Ediciones Nobel. Oviedo (2000). 267 págs. 2.350 ptas.
Estamos ante la segunda entrega de una trilogía sobre la democracia, firmada por Gurutz Jáuregui, catedrático de Derecho Constitucional en la Universidad del País Vasco. En este volumen, Jáuregui estudia las relaciones entre proceso de globalización y democracia. ¿Cómo ha influido la globalización en nuestras concepciones políticas? ¿Cómo afecta al concepto tradicional de Estado el hecho de que doscientas compañías multinacionales produzcan un cuarto del total de la riqueza mundial, y que la toma de decisiones sobre el destino de ese dinero se realice en unos pocos países de Occidente? ¿Y qué va a pasar con las instituciones mundiales como la ONU, el FMI o el Tribunal Penal Internacional? Estas son algunas de las cuestiones que Gurutz Jáuregui trata de responder en su ensayo.
Jáuregui dice que hoy estamos ante una «economía global regionalizada» en el sentido de que la economía es global e igualitaria en cuanto a su estructura, pero regional y elitista en cuanto a sus consecuencias. Por eso recoge la distinción que ya hiciera Beck (ver servicio 96/99) entre «globalismo» (mundialización de la economía) y «globalidad» (necesidad de una única, aunque policéntrica, sociedad política mundial). El globalismo camina a pasos agigantados. La globalidad política, en cambio, está inmovilizada. Y eso es grave, porque la globalidad debería ser la encarnación de la utópica «paz perpetua» kantiana.
Jáuregui es jurista, y no sociólogo; por eso su libro no se centra tanto sobre la cuestión de la cultura universal como sobre la posibilidad de un derecho internacional que limite la soberanía de los Estados. No propugna que ésta desaparezca sino que sea compartida con otras instituciones. Si queremos un mundo más seguro para todos, habría que crear una doctrina de la «justa intervención» que, lógicamente, implicaría una limitación de soberanía; si queremos garantizar los derechos humanos, el poder estatal debería estar asimismo limitado por una normativa y unas instituciones cosmopolitas. En estos momentos hay muy pocos conflictos que se puedan calificar como «internos» de un Estado, porque las conexiones económicas son de tal densidad que todo repercute en todos. Pero ha de quedar bien claro que no se trata de sustituir los Estados nacionales por un Superestado global, sino de compartir la soberanía en distintos niveles.
Dada la diferencia que existe entre continentes, culturas y visiones religiosas, es difícil pensar que hoy se puede llegar a una doctrina común de la soberanía compartida en la ONU o en cualquier institución global. Pero Jáuregui es más optimista con respecto a las posibilidades de alcanzar un modelo político en niveles regionales como la Unión Europea.

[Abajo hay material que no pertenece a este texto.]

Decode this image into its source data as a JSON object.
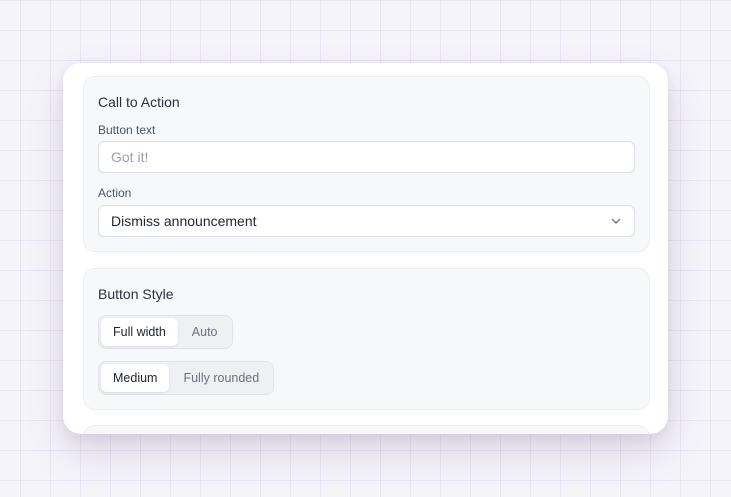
{
  "cta": {
    "title": "Call to Action",
    "button_text_label": "Button text",
    "button_text_placeholder": "Got it!",
    "button_text_value": "",
    "action_label": "Action",
    "action_value": "Dismiss announcement"
  },
  "button_style": {
    "title": "Button Style",
    "width_options": [
      {
        "label": "Full width",
        "selected": true
      },
      {
        "label": "Auto",
        "selected": false
      }
    ],
    "shape_options": [
      {
        "label": "Medium",
        "selected": true
      },
      {
        "label": "Fully rounded",
        "selected": false
      }
    ]
  },
  "icons": {
    "select_chevron": "chevron-down-icon"
  },
  "colors": {
    "background": "#f6f4fb",
    "card": "#ffffff",
    "section": "#f7f8fa",
    "text": "#1f2430",
    "muted": "#6b7280"
  }
}
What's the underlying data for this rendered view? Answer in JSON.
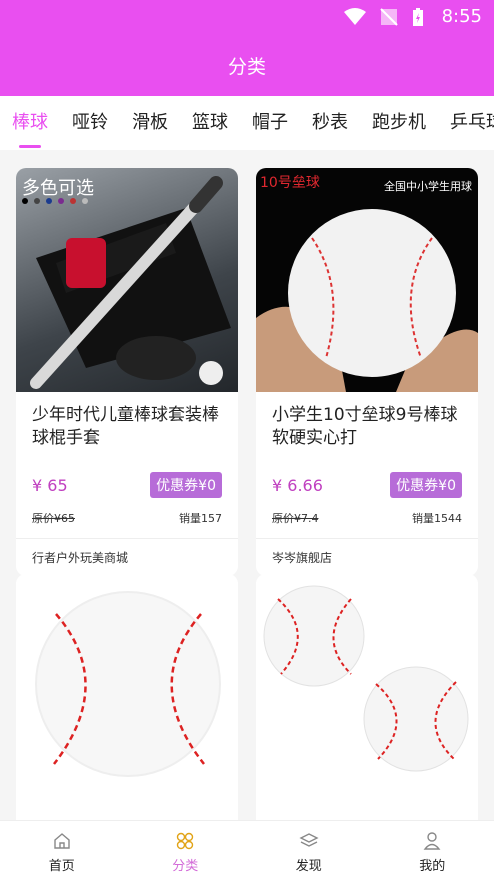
{
  "status": {
    "time": "8:55"
  },
  "header": {
    "title": "分类"
  },
  "tabs": [
    {
      "label": "棒球",
      "active": true
    },
    {
      "label": "哑铃",
      "active": false
    },
    {
      "label": "滑板",
      "active": false
    },
    {
      "label": "篮球",
      "active": false
    },
    {
      "label": "帽子",
      "active": false
    },
    {
      "label": "秒表",
      "active": false
    },
    {
      "label": "跑步机",
      "active": false
    },
    {
      "label": "乒乓球",
      "active": false
    }
  ],
  "products": [
    {
      "image_overlay": "多色可选",
      "title": "少年时代儿童棒球套装棒球棍手套",
      "price": "¥ 65",
      "coupon": "优惠券¥0",
      "original_price": "原价¥65",
      "sales": "销量157",
      "store": "行者户外玩美商城"
    },
    {
      "image_overlay": "10号垒球",
      "image_overlay_right": "全国中小学生用球",
      "title": "小学生10寸垒球9号棒球软硬实心打",
      "price": "¥ 6.66",
      "coupon": "优惠券¥0",
      "original_price": "原价¥7.4",
      "sales": "销量1544",
      "store": "岑岑旗舰店"
    }
  ],
  "bottom_nav": [
    {
      "label": "首页",
      "icon": "home-icon",
      "active": false
    },
    {
      "label": "分类",
      "icon": "category-icon",
      "active": true
    },
    {
      "label": "发现",
      "icon": "layers-icon",
      "active": false
    },
    {
      "label": "我的",
      "icon": "user-icon",
      "active": false
    }
  ],
  "colors": {
    "accent": "#e94ff0",
    "coupon": "#b76cd8"
  }
}
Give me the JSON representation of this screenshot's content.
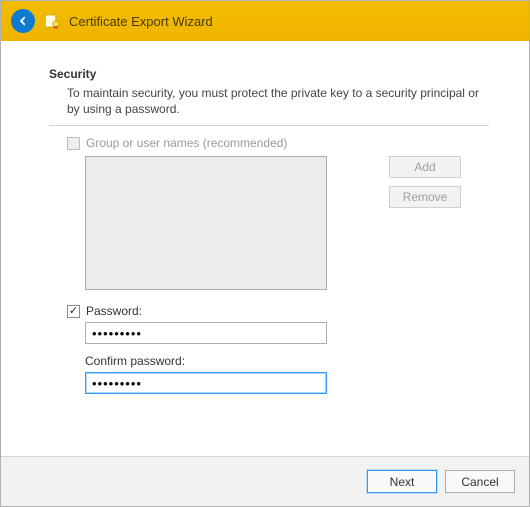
{
  "header": {
    "title": "Certificate Export Wizard"
  },
  "security": {
    "heading": "Security",
    "description": "To maintain security, you must protect the private key to a security principal or by using a password."
  },
  "group_option": {
    "label": "Group or user names (recommended)",
    "checked": false,
    "enabled": false
  },
  "buttons": {
    "add": "Add",
    "remove": "Remove",
    "next": "Next",
    "cancel": "Cancel"
  },
  "password_option": {
    "label": "Password:",
    "checked": true,
    "value": "•••••••••",
    "confirm_label": "Confirm password:",
    "confirm_value": "•••••••••"
  }
}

La Unión Europea ha roto ya con la rígida territorialidad de los Estados tradicionales europeos, y al mismo tiempo está lejos de haberse configurado como un Estado único: carece de un vértice de poder político centralizado (Parlamento, Comisión y Consejo de Ministros), dicho poder también está geográficamente disperso y no se ordena jerárquica sino funcionalmente, además de no disponer de una única institución capacitada para el uso de la violencia legítima (Mr. Pesc, OTAN, policías y ejércitos nacionales), etc. Todo lo cual está más en consonancia con las recientes propuestas del presidente Chirac que con las ideas del ministro alemán de Asuntos Exteriores, Fischer.
El catedrático vasco completa su ensayo con el estudio de la influencia de la tecnología y de los medios de comunicación en la democracia. El libro, bien documentado, está escrito con un estilo fluido, y tiene una estructura clara. Las ideas no son novedosas, pues ya se encuentran en publicaciones en castellano como las de Castells, Held y Beck. Pero es una buena síntesis didáctica de conjunto.